Leaving Apartment Living For A House

 

"Side Sectional View of Tenement House, 38 Cherry Street, N.Y. THE TENEMENT HOUSES OF NEW YORK From sketches by Mr. Albert Berghaus; published in Frank Leslie's Illustrated Paper, July 1, 1865" Public domain Wikimedia Commons.

 

The one thing I enjoy about apartment living is the ease of just locking the door and leaving for a month. With a house, it is much harder to drop everything and travel for long periods. Having lived most of my life in apartments with houses beyond affordability, some have been better than others.

 In my rental life, I have had some really good rental situations where the rent was affordable and the terms honest. These situations have always been from "mom and pop" or small scale operations where the owners only had a few buildings and I had a relationship with them. In cases like the one we have lived in for the past few years, we are at the whims of corporate landlords that see us as numbers on a spreadsheet and not people. Our neighbors say the rent is going up, so it is a good time to move. Being at the whims of rents that rise with little notice and variable fees imposed on us by garbage and water use of other residents reminds me of Darth Vader speaking to Lando Calrissian in the Empire Strikes Back. Calrissian has no choice but to accept Vader's terms as the dark lord continues to alter the deal. Moving to a house, we will be at the whims of new dark lords in the form of bankers, the city and others, but at least we will have a place to call home.

 



 Renters need easier options to move into housing, but our classist system that favors the already favored, makes that kind of social mobility as hard as possible. As I have written before, we need more options for smaller, more affordable homes on smaller lots, getting away from what I call the "middle class bias" of big houses on big lots that keeps most people out of home ownership.

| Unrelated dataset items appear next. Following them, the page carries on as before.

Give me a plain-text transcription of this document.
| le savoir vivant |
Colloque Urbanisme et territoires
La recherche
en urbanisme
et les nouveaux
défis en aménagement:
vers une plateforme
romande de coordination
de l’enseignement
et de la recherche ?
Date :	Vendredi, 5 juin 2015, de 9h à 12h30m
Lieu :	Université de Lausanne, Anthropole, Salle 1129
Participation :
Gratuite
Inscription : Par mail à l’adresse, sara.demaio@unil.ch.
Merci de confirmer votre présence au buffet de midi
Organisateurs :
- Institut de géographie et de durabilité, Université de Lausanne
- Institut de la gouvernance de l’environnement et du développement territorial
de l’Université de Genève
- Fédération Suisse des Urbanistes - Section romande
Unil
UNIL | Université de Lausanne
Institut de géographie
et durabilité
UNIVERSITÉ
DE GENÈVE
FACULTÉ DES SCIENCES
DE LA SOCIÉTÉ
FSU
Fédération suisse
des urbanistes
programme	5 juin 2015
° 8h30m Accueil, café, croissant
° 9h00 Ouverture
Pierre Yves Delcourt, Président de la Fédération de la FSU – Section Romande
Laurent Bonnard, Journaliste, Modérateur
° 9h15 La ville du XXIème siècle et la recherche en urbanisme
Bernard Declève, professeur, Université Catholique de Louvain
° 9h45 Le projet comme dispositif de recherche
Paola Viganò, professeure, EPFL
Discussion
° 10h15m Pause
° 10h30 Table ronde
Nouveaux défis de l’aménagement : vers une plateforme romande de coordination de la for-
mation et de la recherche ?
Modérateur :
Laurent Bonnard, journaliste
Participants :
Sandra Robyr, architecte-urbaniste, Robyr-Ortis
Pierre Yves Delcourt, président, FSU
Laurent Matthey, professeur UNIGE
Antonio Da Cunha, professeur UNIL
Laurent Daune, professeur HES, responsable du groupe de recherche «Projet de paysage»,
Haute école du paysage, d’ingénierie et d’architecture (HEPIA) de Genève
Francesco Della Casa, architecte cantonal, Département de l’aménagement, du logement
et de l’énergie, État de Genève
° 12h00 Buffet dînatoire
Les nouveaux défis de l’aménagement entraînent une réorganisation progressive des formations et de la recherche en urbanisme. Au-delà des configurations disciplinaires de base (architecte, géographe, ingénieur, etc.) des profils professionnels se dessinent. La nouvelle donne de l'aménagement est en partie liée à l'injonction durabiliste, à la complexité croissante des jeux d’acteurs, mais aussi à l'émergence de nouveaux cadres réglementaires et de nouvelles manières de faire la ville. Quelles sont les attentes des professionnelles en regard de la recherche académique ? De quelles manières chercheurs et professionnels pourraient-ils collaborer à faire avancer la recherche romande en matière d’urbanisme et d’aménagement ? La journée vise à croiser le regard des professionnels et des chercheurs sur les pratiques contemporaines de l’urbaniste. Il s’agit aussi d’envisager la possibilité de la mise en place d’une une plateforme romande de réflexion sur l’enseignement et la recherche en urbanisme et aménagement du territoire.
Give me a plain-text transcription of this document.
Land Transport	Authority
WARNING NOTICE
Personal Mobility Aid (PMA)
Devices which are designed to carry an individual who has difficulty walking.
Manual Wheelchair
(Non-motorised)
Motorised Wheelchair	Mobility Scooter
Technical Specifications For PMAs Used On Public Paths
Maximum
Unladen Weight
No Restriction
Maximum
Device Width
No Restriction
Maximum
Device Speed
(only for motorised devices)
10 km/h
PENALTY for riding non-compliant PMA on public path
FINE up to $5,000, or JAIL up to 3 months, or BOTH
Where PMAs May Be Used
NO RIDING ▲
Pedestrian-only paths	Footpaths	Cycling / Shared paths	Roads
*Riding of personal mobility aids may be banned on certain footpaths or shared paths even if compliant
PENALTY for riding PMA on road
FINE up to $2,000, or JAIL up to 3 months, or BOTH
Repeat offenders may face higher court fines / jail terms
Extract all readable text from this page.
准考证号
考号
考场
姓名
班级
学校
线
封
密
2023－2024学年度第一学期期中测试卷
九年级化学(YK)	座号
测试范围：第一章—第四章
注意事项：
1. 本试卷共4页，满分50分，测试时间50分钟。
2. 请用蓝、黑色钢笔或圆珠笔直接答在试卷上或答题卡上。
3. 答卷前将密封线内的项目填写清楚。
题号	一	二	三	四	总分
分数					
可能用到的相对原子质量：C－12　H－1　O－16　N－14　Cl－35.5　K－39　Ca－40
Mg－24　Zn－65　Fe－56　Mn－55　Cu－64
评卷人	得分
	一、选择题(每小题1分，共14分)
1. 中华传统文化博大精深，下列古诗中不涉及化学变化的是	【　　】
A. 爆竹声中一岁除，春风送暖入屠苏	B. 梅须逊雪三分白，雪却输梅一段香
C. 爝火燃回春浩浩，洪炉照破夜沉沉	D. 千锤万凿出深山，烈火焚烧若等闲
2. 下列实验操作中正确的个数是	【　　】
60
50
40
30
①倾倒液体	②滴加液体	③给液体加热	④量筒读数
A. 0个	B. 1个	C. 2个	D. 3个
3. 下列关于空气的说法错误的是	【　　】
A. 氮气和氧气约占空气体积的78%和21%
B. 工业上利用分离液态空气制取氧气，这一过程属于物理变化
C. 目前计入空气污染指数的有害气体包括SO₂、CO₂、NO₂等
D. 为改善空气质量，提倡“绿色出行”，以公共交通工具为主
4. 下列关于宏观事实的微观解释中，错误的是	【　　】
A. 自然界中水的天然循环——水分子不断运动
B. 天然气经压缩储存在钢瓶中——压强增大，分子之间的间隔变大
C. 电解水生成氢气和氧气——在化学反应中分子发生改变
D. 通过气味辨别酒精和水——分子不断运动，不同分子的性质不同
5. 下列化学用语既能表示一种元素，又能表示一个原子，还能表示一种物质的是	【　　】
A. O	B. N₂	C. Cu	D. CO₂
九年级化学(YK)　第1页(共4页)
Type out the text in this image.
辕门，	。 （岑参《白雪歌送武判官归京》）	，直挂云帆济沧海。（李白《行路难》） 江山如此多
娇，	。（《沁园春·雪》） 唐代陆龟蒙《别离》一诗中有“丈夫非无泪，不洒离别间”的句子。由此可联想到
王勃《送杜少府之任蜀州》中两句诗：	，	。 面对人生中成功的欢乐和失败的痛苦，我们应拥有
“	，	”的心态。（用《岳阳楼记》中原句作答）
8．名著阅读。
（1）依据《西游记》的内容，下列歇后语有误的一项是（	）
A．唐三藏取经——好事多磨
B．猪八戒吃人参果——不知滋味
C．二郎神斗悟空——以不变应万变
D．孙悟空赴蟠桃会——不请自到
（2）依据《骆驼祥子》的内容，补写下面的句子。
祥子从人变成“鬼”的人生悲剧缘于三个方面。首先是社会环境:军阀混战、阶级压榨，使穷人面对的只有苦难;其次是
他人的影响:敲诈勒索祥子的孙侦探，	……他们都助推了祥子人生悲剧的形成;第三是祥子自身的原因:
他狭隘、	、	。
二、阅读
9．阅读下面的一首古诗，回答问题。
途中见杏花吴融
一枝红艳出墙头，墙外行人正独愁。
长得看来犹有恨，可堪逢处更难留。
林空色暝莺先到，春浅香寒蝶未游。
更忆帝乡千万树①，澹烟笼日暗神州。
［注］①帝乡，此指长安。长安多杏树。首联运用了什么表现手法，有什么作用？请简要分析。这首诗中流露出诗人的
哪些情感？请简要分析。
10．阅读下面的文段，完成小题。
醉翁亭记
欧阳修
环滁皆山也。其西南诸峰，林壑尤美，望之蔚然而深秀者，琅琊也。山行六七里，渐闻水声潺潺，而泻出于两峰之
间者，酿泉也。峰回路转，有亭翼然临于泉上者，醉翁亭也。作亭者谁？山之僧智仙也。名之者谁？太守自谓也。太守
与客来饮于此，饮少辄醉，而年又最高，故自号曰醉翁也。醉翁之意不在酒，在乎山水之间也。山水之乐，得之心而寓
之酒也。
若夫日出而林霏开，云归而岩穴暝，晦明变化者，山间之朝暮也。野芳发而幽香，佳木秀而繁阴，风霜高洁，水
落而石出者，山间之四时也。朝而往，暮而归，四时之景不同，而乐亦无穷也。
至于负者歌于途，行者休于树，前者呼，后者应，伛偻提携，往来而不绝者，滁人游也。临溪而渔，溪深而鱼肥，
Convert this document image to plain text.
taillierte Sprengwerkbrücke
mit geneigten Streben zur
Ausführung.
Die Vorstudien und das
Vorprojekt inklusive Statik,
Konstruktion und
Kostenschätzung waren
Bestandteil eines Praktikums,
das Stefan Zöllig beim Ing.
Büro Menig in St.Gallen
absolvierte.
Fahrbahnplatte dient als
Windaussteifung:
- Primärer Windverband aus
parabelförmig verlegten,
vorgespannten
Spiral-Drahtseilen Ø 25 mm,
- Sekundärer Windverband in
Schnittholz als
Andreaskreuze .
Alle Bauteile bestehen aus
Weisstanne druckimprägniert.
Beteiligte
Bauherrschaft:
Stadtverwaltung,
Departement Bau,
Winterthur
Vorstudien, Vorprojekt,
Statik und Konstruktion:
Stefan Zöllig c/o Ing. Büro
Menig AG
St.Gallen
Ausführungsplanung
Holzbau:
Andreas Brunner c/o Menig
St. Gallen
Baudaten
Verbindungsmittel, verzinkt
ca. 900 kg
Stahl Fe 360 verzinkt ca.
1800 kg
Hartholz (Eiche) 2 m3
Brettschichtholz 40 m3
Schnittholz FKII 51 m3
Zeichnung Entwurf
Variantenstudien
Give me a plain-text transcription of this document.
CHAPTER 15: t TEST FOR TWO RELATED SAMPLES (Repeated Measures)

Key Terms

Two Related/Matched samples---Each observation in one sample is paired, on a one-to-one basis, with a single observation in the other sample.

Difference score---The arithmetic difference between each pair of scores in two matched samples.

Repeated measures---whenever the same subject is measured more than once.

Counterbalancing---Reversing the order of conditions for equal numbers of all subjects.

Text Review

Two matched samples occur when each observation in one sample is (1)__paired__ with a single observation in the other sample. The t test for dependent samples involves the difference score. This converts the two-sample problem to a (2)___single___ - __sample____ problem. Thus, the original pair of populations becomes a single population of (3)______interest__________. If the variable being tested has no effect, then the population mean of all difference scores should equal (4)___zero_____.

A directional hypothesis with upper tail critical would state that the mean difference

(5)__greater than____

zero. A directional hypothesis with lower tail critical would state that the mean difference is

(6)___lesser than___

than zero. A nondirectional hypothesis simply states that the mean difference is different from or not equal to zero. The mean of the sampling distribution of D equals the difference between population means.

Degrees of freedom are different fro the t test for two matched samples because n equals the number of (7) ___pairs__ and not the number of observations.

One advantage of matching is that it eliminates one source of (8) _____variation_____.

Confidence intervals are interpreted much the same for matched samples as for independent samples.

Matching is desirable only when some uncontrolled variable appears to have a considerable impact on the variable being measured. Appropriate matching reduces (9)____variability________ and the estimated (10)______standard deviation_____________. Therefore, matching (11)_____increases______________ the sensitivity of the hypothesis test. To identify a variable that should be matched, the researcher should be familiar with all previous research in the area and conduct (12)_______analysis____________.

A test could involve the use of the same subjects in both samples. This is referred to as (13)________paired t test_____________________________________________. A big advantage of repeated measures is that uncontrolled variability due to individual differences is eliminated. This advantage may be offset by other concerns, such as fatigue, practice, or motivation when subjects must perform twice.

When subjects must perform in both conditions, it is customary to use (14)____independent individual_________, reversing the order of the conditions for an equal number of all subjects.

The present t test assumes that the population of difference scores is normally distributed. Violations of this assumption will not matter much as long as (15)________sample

Right now, home prices are at an all time high because of a shortage of supply. That is great for property owners....but is it really? Do we risk another 2008 and a crash of the market. I sold my house in 2007 in part because I feared the irrational exuberance of the market at that time  as a person living mortgage payment to mortgage payment in a oversized house that was barely furnished. My fears were founded on a national level where friends in other parts of the country have taken a decade to regain equity, but North Dakota with its colonial economy of raw materials and commodities the market didn't flinch. In retrospect, I should have kept my house. If a new crash is on the way, I hope that North Dakota's economy of colonial commodities will insulate values as in 2008.